I turned around so I could look into his eyes. I saw the ocean. Sapphires. The sky. Stars. Most things about this world that are beautiful and natural, I saw in his eyes.

"I hate you too."

He smiled, lips as pink as pinkest roses, "Well, it is a good thing you will not have to be bothered with me for much longer. Once you marry Anthony, I am sure I will be replaced by his own."

That idea made my heart ache, "I doubt it," I hope not, "You are just as famous as I. To break apart our partnership is basically a crime." It is not even the turn of events lately that have made me think this way. I have never wanted him gone. No matter what, I have never and will never want him gone, "And need I remind you that I have not chosen a husband."

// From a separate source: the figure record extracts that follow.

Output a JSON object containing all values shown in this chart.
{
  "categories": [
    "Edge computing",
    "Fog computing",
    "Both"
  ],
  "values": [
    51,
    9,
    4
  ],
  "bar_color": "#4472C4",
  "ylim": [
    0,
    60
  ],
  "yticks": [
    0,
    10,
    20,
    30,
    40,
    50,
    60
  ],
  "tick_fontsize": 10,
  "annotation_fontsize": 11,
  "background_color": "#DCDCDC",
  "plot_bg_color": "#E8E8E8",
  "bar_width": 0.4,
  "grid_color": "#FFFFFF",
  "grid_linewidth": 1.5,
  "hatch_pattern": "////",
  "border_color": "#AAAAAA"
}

"I know you well. King Anthony happens to be the only one you can stand." He is not you. My intrusive thoughts are starting to take over, and they are more dangerous than Anakin's temper. They can be very persuasive.

I breathed heavily, exhaling through my nose, "I want a nap Anakin, no more conversation." I closed my eyes, his being the last image I saw. It took a few seconds for blue to disappear from my mind.

He sighed in defeat, "Fine. Can I at least take one with you?" I scooted closer to him, letting him know my answer that way. He responded by putting his arm over me, now I was warm enough so the breeze from the slightly open balcony door would not affect me, "Do you want me to close it?" He asked like he read my mind.

I shook my head, "No." I liked the sound of the birds, it was still daylight after all.

The day was young and come nightfall, a trial awaits.